Davos once boasted that it had 40 tuberculosis sanatoriums for wealthy Europeans whose long stay inspired German author Thomas Mann in the novel The Magic Mountain.

Some of the Swiss sanatoriums became hotels

But when antibiotics mastered tuberculosis in the 1950s, some Swiss sanatoriums such as the famous Schatzalp became hotels. Many others did not succeed. The few who survived developed new rehabilitation centers for cancer, asthma, or chronic diseases, said Florent Contro, an expert on historic sanatoriums at the University of Zurich.
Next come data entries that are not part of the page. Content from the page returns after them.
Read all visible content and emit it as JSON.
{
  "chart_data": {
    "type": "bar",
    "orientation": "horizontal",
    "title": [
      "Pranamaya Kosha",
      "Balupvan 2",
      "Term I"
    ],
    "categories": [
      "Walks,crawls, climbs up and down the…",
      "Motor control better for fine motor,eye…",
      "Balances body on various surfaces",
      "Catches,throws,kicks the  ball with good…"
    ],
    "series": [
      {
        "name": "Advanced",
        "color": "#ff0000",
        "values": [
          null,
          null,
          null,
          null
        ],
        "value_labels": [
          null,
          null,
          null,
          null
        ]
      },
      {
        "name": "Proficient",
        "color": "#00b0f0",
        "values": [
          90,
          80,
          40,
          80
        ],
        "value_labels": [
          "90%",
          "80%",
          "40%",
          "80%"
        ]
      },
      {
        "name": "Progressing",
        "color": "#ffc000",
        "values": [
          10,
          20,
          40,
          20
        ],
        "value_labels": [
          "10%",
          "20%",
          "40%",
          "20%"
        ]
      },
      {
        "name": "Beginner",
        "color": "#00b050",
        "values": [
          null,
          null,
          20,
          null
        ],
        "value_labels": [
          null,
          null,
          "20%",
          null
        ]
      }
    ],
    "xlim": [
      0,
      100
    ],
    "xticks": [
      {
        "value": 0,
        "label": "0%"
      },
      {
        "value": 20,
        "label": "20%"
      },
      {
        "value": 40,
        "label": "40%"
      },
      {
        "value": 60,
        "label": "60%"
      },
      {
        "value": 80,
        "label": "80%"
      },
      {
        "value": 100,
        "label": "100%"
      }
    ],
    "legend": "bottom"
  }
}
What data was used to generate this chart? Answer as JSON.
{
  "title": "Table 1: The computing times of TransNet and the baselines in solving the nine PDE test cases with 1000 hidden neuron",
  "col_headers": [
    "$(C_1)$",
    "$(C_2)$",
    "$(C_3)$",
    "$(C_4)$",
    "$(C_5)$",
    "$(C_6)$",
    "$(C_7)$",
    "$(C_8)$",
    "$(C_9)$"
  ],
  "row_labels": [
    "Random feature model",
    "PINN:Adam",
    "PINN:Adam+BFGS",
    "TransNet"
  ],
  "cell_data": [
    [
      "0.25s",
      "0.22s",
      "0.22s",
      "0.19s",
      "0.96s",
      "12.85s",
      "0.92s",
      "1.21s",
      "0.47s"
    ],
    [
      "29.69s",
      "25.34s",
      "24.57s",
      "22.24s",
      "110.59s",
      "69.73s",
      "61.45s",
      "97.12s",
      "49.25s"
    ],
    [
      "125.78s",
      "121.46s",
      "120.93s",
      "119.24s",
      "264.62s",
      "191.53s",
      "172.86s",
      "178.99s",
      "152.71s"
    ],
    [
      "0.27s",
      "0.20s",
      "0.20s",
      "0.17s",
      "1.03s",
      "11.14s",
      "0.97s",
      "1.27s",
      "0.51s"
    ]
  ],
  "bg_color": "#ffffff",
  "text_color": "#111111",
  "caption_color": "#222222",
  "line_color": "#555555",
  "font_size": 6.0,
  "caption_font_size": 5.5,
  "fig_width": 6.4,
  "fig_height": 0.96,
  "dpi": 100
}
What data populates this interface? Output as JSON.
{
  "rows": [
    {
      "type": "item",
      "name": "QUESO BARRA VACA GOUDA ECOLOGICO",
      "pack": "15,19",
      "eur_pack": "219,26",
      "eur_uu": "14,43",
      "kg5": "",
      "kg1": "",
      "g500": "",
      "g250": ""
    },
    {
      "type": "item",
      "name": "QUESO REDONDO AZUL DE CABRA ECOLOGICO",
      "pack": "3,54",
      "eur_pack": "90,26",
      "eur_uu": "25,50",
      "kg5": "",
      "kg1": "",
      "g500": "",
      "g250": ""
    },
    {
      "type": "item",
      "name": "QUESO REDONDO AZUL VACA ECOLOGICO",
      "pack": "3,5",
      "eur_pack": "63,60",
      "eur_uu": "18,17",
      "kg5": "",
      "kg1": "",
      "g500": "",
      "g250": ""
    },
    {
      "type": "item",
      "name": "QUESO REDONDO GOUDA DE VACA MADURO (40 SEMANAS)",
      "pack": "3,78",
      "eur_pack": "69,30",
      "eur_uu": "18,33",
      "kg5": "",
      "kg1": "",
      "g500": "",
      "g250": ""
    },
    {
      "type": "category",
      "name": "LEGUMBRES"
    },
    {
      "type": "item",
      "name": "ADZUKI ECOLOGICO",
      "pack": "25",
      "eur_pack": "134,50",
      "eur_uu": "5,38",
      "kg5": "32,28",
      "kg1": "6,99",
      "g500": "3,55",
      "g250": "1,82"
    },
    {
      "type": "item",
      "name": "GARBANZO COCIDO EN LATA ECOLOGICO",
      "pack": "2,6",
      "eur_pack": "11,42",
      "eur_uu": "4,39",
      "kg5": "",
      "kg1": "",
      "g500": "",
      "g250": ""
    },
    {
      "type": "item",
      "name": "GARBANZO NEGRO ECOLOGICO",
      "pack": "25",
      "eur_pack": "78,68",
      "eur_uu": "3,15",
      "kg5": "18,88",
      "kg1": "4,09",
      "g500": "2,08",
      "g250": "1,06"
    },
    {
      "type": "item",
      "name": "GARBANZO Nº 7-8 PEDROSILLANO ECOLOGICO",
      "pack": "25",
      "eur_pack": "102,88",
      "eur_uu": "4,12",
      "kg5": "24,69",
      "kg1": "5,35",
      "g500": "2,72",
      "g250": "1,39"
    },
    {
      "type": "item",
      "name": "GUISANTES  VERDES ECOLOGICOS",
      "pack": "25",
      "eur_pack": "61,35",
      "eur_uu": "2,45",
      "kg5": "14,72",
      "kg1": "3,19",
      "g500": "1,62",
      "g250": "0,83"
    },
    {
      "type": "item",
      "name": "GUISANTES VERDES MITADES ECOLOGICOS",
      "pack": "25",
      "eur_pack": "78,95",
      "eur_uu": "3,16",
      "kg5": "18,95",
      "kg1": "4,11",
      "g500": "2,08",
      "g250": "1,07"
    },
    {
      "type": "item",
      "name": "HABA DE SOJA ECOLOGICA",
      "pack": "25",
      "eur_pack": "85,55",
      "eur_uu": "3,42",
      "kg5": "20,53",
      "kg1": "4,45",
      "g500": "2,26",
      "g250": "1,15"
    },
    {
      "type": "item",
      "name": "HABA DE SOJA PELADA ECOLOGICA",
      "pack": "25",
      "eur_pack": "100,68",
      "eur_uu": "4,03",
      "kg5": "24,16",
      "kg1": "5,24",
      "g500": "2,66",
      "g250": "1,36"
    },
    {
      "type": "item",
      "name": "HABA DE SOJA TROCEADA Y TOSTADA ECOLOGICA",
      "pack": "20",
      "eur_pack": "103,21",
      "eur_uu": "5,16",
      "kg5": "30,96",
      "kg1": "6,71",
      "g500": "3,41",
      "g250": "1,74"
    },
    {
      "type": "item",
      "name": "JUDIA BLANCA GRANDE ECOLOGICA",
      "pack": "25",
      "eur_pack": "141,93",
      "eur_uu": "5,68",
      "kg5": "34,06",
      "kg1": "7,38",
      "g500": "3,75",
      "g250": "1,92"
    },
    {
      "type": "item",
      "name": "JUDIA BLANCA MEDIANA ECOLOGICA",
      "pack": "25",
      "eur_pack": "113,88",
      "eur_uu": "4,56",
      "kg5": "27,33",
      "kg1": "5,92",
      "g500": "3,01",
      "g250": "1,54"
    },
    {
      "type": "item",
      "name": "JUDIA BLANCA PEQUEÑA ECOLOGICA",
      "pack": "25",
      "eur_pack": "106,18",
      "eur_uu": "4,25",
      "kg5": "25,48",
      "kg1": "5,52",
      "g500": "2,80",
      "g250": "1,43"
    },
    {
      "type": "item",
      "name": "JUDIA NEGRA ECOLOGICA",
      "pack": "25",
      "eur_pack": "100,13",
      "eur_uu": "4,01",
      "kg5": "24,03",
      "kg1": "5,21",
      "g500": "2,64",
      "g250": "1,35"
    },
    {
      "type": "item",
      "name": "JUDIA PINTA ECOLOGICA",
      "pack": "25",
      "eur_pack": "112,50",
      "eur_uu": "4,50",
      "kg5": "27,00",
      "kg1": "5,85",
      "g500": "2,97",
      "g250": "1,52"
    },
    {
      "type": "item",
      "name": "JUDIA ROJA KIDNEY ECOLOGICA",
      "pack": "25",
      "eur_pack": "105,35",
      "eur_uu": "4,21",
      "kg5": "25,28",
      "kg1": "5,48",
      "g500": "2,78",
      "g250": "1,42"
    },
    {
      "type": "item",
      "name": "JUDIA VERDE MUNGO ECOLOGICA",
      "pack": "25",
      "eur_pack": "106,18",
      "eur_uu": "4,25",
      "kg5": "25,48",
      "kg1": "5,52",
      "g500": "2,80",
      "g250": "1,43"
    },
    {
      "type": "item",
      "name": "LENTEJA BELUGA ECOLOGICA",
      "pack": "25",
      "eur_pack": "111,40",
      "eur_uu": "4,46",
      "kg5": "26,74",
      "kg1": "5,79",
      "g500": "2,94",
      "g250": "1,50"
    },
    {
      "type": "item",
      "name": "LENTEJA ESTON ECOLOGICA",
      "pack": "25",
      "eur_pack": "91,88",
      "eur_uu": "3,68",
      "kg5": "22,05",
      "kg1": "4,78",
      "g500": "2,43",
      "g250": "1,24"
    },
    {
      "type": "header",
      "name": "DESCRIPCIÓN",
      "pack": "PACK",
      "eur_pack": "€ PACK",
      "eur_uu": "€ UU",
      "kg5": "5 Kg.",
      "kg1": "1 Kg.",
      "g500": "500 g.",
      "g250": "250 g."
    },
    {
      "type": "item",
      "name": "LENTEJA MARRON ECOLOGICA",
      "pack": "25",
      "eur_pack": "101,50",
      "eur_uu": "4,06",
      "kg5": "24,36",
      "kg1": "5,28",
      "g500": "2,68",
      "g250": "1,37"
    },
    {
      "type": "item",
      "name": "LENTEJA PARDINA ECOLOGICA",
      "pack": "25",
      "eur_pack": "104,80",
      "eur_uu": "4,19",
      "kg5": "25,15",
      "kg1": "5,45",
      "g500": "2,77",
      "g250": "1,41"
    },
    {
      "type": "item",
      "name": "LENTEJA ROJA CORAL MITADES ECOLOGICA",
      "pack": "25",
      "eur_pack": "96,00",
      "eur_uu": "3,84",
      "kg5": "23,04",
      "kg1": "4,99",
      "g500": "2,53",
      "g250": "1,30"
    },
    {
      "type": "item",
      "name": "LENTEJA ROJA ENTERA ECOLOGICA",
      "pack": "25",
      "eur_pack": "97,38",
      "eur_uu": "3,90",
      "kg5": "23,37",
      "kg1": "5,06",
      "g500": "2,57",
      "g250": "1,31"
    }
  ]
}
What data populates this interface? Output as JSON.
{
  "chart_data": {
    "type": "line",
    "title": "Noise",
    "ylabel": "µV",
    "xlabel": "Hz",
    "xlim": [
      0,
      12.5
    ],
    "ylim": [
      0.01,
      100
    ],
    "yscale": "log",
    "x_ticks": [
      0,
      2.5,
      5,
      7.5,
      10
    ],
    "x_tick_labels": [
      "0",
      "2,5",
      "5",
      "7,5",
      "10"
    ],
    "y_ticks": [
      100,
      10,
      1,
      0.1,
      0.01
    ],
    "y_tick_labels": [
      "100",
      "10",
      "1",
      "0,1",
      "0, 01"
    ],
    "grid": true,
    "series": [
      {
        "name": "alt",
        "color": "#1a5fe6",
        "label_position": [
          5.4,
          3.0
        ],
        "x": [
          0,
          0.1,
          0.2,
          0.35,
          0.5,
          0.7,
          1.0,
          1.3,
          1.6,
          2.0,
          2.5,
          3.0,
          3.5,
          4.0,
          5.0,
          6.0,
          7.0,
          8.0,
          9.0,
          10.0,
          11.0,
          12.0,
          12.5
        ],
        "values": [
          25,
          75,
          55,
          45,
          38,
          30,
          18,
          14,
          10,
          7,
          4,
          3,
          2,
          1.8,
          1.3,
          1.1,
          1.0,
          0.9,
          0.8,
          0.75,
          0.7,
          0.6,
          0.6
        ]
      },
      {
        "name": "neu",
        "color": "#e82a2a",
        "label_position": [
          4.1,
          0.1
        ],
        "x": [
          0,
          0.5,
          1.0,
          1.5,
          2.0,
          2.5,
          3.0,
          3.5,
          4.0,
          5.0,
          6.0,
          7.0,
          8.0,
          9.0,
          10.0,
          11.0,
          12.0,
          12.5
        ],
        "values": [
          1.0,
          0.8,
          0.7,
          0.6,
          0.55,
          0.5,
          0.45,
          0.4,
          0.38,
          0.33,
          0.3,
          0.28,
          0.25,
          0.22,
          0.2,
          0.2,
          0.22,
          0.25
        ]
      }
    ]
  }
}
However, it was not easy: Klinic Wald was almost abandoned in 2012, while German billionaire Klaus-Mikale Koune saved the Hochgebirgsklinik from insolvency two years later.

“Everyone tells them, if we do not compete and others do, we lose,” Contro said of clinicians’ efforts to reinvent themselves.

The 112-year-old Rehazentrum Walenstadtberg, on a winding road beneath the Surfisten Mountains in Switzerland, received its first tuberculosis-free patient in 1965 before adding a multiple sclerosis wing in 1978.

It maintained its plans for lung diseases, which, according to chief physician Bjorn Jansen, proved to be a lifeline this year.

Walenstadtberg has treated 500 patients with acute COVID after their treatment in intensive care units, transferring cases of long-term COVID to a sister clinic nearby.

“This has something to do with our roots as a TB clinic,” Jansen said. “This tradition has always continued,” he added.